Die Romantik ist eine herausragende Epoche, wenn es um die Auseinandersetzung mit Fragen einer Ästhetik des Erfindens und der Imagination, der Einbildungskraft im künstlerischen Schaffensprozess, der schöpferischen Phantasie des Künstlers geht. Die Einbildungskraft – von Charles Baudelaire, dem „Schwarzen Romantiker“, in Der Salon 1859 als die „Königin der Fähigkeiten“ verehrt – vereint Analyse, Synthese, Sensibilität und Sittlichkeit. Imagination als schöpferische Einbildungskraft umfasst den kritischen Geist mit, ist eine Kardinaltugend und ein Schlüsselbegriff im kunst- und literaturtheoretischen Denken. Baudelaire zufolge hat sie den Menschen „die sittliche Bedeutung der Farben, Klänge, Düfte gelehrt“, Analogie und Metapher, ja sogar die Welt geschaffen, an deren Anfang sie steht. Auch mit der „Nachtseite der Natur“ zeigt sie sich auf das Engste verwoben.

So kenntnisreich wie kurzweilig wirft Görner einen genre-übergreifenden Blick auf die zentralen Themen, Motive, Personen und Begriffe der europäischen Romantik. Eigene Kapitel beschäftigen sich mit dem romantischen Ballett als symbolischer Kunstform und der „romantische[n] Sprache der Musik, literarisch gehört“.
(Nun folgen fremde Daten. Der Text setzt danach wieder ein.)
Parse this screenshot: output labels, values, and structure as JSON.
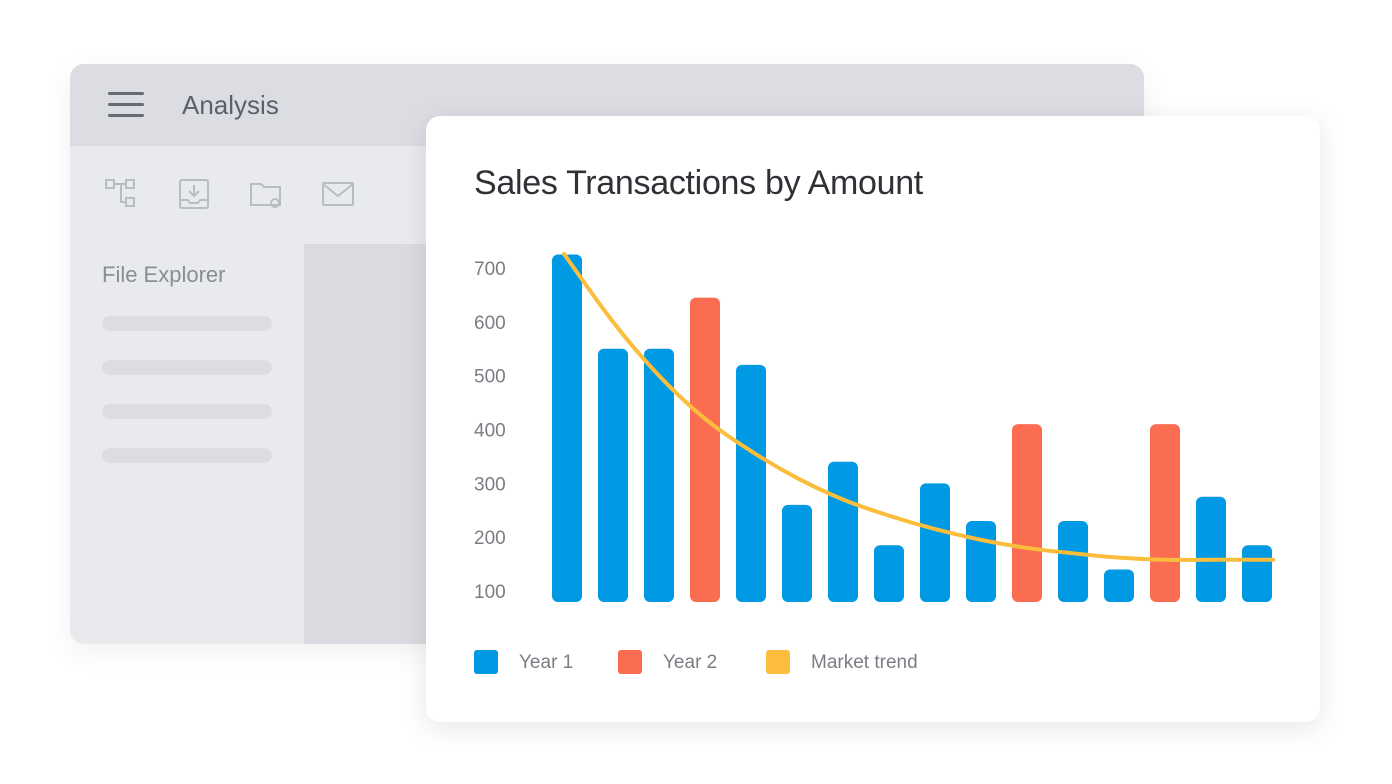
{
  "app": {
    "title": "Analysis",
    "toolbar_icons": [
      "hierarchy-icon",
      "download-tray-icon",
      "folder-settings-icon",
      "mail-icon"
    ],
    "explorer_title": "File Explorer",
    "explorer_placeholder_rows": 4
  },
  "chart_data": {
    "type": "bar",
    "title": "Sales Transactions by Amount",
    "xlabel": "",
    "ylabel": "",
    "ylim": [
      100,
      700
    ],
    "yticks": [
      700,
      600,
      500,
      400,
      300,
      200,
      100
    ],
    "grid": false,
    "legend_position": "bottom-left",
    "bars": [
      {
        "series": "Year 1",
        "value": 725
      },
      {
        "series": "Year 1",
        "value": 550
      },
      {
        "series": "Year 1",
        "value": 550
      },
      {
        "series": "Year 2",
        "value": 645
      },
      {
        "series": "Year 1",
        "value": 520
      },
      {
        "series": "Year 1",
        "value": 260
      },
      {
        "series": "Year 1",
        "value": 340
      },
      {
        "series": "Year 1",
        "value": 185
      },
      {
        "series": "Year 1",
        "value": 300
      },
      {
        "series": "Year 1",
        "value": 230
      },
      {
        "series": "Year 2",
        "value": 410
      },
      {
        "series": "Year 1",
        "value": 230
      },
      {
        "series": "Year 1",
        "value": 140
      },
      {
        "series": "Year 2",
        "value": 410
      },
      {
        "series": "Year 1",
        "value": 275
      },
      {
        "series": "Year 1",
        "value": 185
      }
    ],
    "trend": {
      "name": "Market trend",
      "values": [
        730,
        600,
        500,
        420,
        360,
        310,
        270,
        240,
        215,
        195,
        180,
        170,
        162,
        158,
        158,
        158
      ]
    },
    "series": [
      {
        "name": "Year 1",
        "color": "#0099e3"
      },
      {
        "name": "Year 2",
        "color": "#fb6d51"
      },
      {
        "name": "Market trend",
        "color": "#fbbd3b"
      }
    ]
  }
}
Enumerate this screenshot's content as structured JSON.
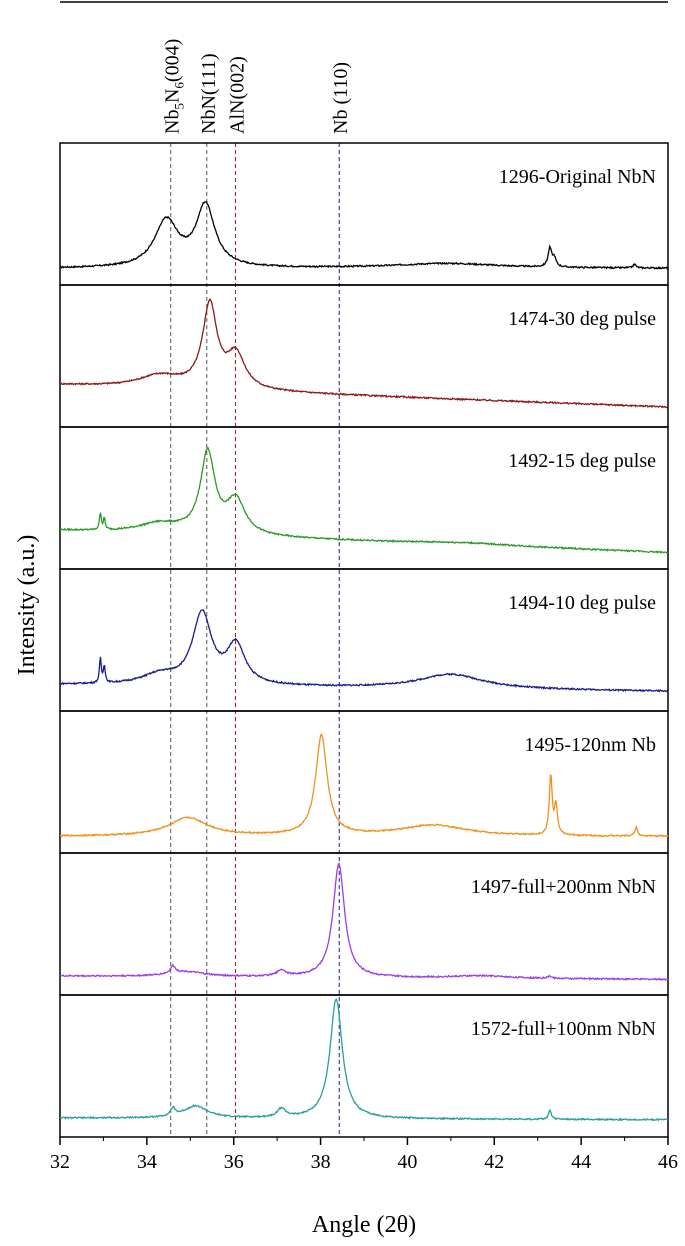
{
  "chart_data": {
    "type": "line",
    "xlabel": "Angle (2θ)",
    "ylabel": "Intensity (a.u.)",
    "xlim": [
      32,
      46
    ],
    "x_ticks": [
      32,
      34,
      36,
      38,
      40,
      42,
      44,
      46
    ],
    "x_tick_labels": [
      "32",
      "34",
      "36",
      "38",
      "40",
      "42",
      "44",
      "46"
    ],
    "grid": false,
    "reference_lines": [
      {
        "x": 34.55,
        "label": "Nb5N6(004)",
        "label_main": "Nb",
        "sub1": "5",
        "mid": "N",
        "sub2": "6",
        "tail": "(004)",
        "color": "#555555"
      },
      {
        "x": 35.38,
        "label": "NbN(111)",
        "color": "#555555"
      },
      {
        "x": 36.04,
        "label": "AlN(002)",
        "color": "#8b1a1a"
      },
      {
        "x": 38.43,
        "label": "Nb (110)",
        "color": "#1a1aa0"
      }
    ],
    "series": [
      {
        "name": "1296-Original NbN",
        "color": "#000000",
        "baseline": 0.07,
        "slope": 0.0,
        "peaks": [
          {
            "x": 34.45,
            "h": 0.38,
            "w": 0.33
          },
          {
            "x": 35.35,
            "h": 0.5,
            "w": 0.26
          },
          {
            "x": 40.9,
            "h": 0.04,
            "w": 1.5
          },
          {
            "x": 43.28,
            "h": 0.15,
            "w": 0.05
          },
          {
            "x": 43.38,
            "h": 0.07,
            "w": 0.05
          },
          {
            "x": 45.23,
            "h": 0.03,
            "w": 0.04
          }
        ]
      },
      {
        "name": "1474-30 deg pulse",
        "color": "#8b1a1a",
        "baseline": 0.28,
        "slope": -0.013,
        "peaks": [
          {
            "x": 34.3,
            "h": 0.1,
            "w": 0.6
          },
          {
            "x": 35.45,
            "h": 0.68,
            "w": 0.2
          },
          {
            "x": 36.05,
            "h": 0.28,
            "w": 0.25
          }
        ]
      },
      {
        "name": "1492-15 deg pulse",
        "color": "#2a9a2a",
        "baseline": 0.25,
        "slope": -0.013,
        "peaks": [
          {
            "x": 32.93,
            "h": 0.14,
            "w": 0.025
          },
          {
            "x": 33.02,
            "h": 0.09,
            "w": 0.025
          },
          {
            "x": 34.3,
            "h": 0.08,
            "w": 0.6
          },
          {
            "x": 35.4,
            "h": 0.66,
            "w": 0.2
          },
          {
            "x": 36.05,
            "h": 0.28,
            "w": 0.26
          },
          {
            "x": 41.3,
            "h": 0.02,
            "w": 1.5
          }
        ]
      },
      {
        "name": "1494-10 deg pulse",
        "color": "#1a1a8c",
        "baseline": 0.15,
        "slope": -0.004,
        "peaks": [
          {
            "x": 32.93,
            "h": 0.2,
            "w": 0.025
          },
          {
            "x": 33.02,
            "h": 0.14,
            "w": 0.025
          },
          {
            "x": 34.3,
            "h": 0.08,
            "w": 0.5
          },
          {
            "x": 35.27,
            "h": 0.58,
            "w": 0.26
          },
          {
            "x": 36.05,
            "h": 0.32,
            "w": 0.25
          },
          {
            "x": 41.0,
            "h": 0.12,
            "w": 0.9
          }
        ]
      },
      {
        "name": "1495-120nm Nb",
        "color": "#f0901c",
        "baseline": 0.07,
        "slope": 0.0,
        "peaks": [
          {
            "x": 34.95,
            "h": 0.15,
            "w": 0.55
          },
          {
            "x": 38.02,
            "h": 0.82,
            "w": 0.16
          },
          {
            "x": 40.6,
            "h": 0.09,
            "w": 0.95
          },
          {
            "x": 43.3,
            "h": 0.48,
            "w": 0.04
          },
          {
            "x": 43.42,
            "h": 0.24,
            "w": 0.04
          },
          {
            "x": 45.27,
            "h": 0.07,
            "w": 0.04
          }
        ]
      },
      {
        "name": "1497-full+200nm NbN",
        "color": "#9a3ee6",
        "baseline": 0.09,
        "slope": -0.002,
        "peaks": [
          {
            "x": 34.6,
            "h": 0.06,
            "w": 0.07
          },
          {
            "x": 34.9,
            "h": 0.04,
            "w": 0.5
          },
          {
            "x": 37.1,
            "h": 0.05,
            "w": 0.12
          },
          {
            "x": 38.42,
            "h": 0.93,
            "w": 0.16
          },
          {
            "x": 41.7,
            "h": 0.02,
            "w": 0.8
          },
          {
            "x": 43.28,
            "h": 0.02,
            "w": 0.04
          }
        ]
      },
      {
        "name": "1572-full+100nm NbN",
        "color": "#2a9e9e",
        "baseline": 0.09,
        "slope": -0.001,
        "peaks": [
          {
            "x": 34.6,
            "h": 0.06,
            "w": 0.07
          },
          {
            "x": 35.12,
            "h": 0.1,
            "w": 0.33
          },
          {
            "x": 37.1,
            "h": 0.07,
            "w": 0.12
          },
          {
            "x": 38.36,
            "h": 0.98,
            "w": 0.17
          },
          {
            "x": 43.28,
            "h": 0.07,
            "w": 0.04
          }
        ]
      }
    ]
  }
}
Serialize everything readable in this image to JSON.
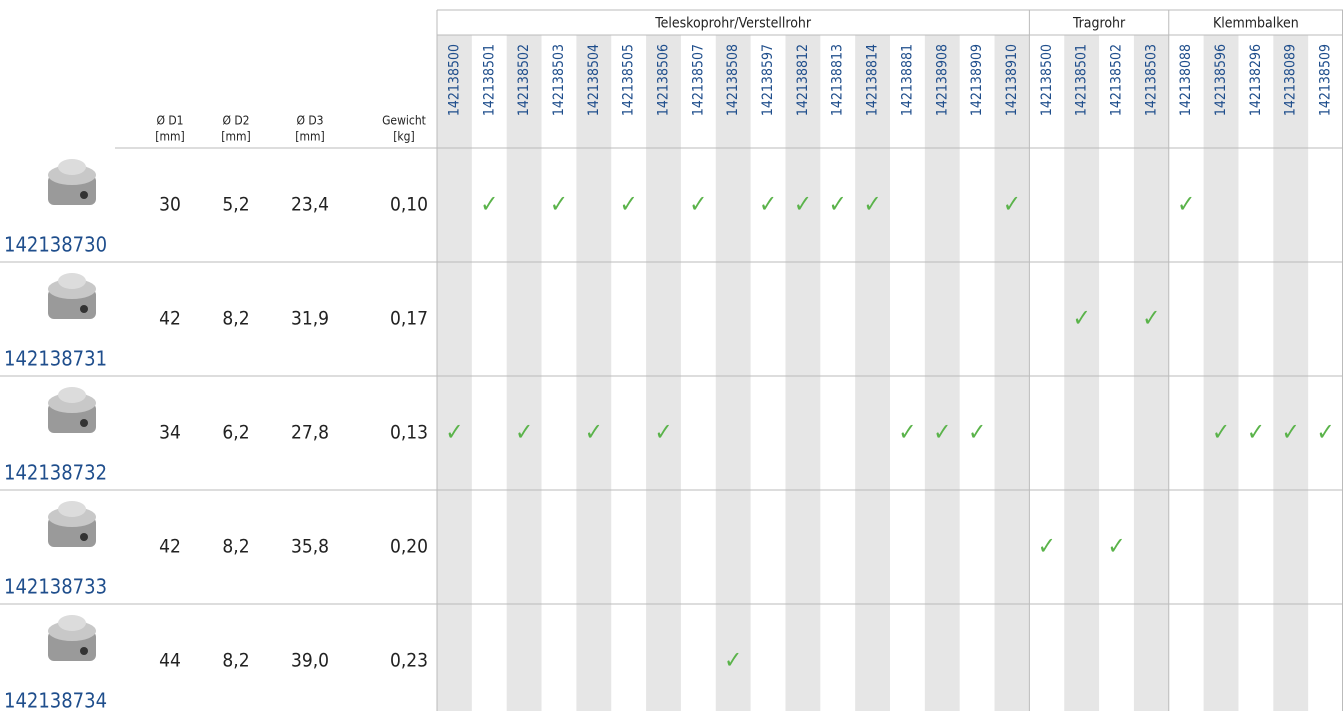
{
  "header": {
    "columns": [
      {
        "label": "Ø D1",
        "unit": "[mm]"
      },
      {
        "label": "Ø D2",
        "unit": "[mm]"
      },
      {
        "label": "Ø D3",
        "unit": "[mm]"
      },
      {
        "label": "Gewicht",
        "unit": "[kg]"
      }
    ],
    "groups": [
      {
        "label": "Teleskoprohr/Verstellrohr",
        "codes": [
          "142138500",
          "142138501",
          "142138502",
          "142138503",
          "142138504",
          "142138505",
          "142138506",
          "142138507",
          "142138508",
          "142138597",
          "142138812",
          "142138813",
          "142138814",
          "142138881",
          "142138908",
          "142138909",
          "142138910"
        ]
      },
      {
        "label": "Tragrohr",
        "codes": [
          "142138500",
          "142138501",
          "142138502",
          "142138503"
        ]
      },
      {
        "label": "Klemmbalken",
        "codes": [
          "142138088",
          "142138596",
          "142138296",
          "142138089",
          "142138509"
        ]
      }
    ]
  },
  "check_mark": "✓",
  "rows": [
    {
      "code": "142138730",
      "d1": "30",
      "d2": "5,2",
      "d3": "23,4",
      "weight": "0,10",
      "fits": [
        [
          false,
          true,
          false,
          true,
          false,
          true,
          false,
          true,
          false,
          true,
          true,
          true,
          true,
          false,
          false,
          false,
          true
        ],
        [
          false,
          false,
          false,
          false
        ],
        [
          true,
          false,
          false,
          false,
          false
        ]
      ]
    },
    {
      "code": "142138731",
      "d1": "42",
      "d2": "8,2",
      "d3": "31,9",
      "weight": "0,17",
      "fits": [
        [
          false,
          false,
          false,
          false,
          false,
          false,
          false,
          false,
          false,
          false,
          false,
          false,
          false,
          false,
          false,
          false,
          false
        ],
        [
          false,
          true,
          false,
          true
        ],
        [
          false,
          false,
          false,
          false,
          false
        ]
      ]
    },
    {
      "code": "142138732",
      "d1": "34",
      "d2": "6,2",
      "d3": "27,8",
      "weight": "0,13",
      "fits": [
        [
          true,
          false,
          true,
          false,
          true,
          false,
          true,
          false,
          false,
          false,
          false,
          false,
          false,
          true,
          true,
          true,
          false
        ],
        [
          false,
          false,
          false,
          false
        ],
        [
          false,
          true,
          true,
          true,
          true
        ]
      ]
    },
    {
      "code": "142138733",
      "d1": "42",
      "d2": "8,2",
      "d3": "35,8",
      "weight": "0,20",
      "fits": [
        [
          false,
          false,
          false,
          false,
          false,
          false,
          false,
          false,
          false,
          false,
          false,
          false,
          false,
          false,
          false,
          false,
          false
        ],
        [
          true,
          false,
          true,
          false
        ],
        [
          false,
          false,
          false,
          false,
          false
        ]
      ]
    },
    {
      "code": "142138734",
      "d1": "44",
      "d2": "8,2",
      "d3": "39,0",
      "weight": "0,23",
      "fits": [
        [
          false,
          false,
          false,
          false,
          false,
          false,
          false,
          false,
          true,
          false,
          false,
          false,
          false,
          false,
          false,
          false,
          false
        ],
        [
          false,
          false,
          false,
          false
        ],
        [
          false,
          false,
          false,
          false,
          false
        ]
      ]
    }
  ]
}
Ein abschließendes Urteil über das, was die Romantik „denn ‚wirklich‘“ sei, könne es nicht geben, summiert er. Ihr ganzes Wesen entzieht sich in seiner Offenheit, seinem Schwebenden und Unbestimmten, in seiner Komplexität und seinem Vorwärtsdrang einer begrifflichen Einengung und Festlegung. Ihrem grenzenlosen, auf die Unendlichkeit gerichteten Charakter widerspricht jegliche Form der Definition, respektive Begrenzung. 

In Form des „‚romantischen‘ Gefühls“, so Görner, stille die Romantik offenbar ein menschliches Grundbedürfnis, was gerade in Zeiten fortschreitender Digitalisierung und Anonymisierung aufscheine: 

Dass das Romantische adaptierbar ist, scheinbar zeitlos, landschaftsorientiert, aber auch in urbanen Bezirken anzutreffen. Das Romantische entsteht in Projektionen; in manchen Fällen besteht es nur daraus.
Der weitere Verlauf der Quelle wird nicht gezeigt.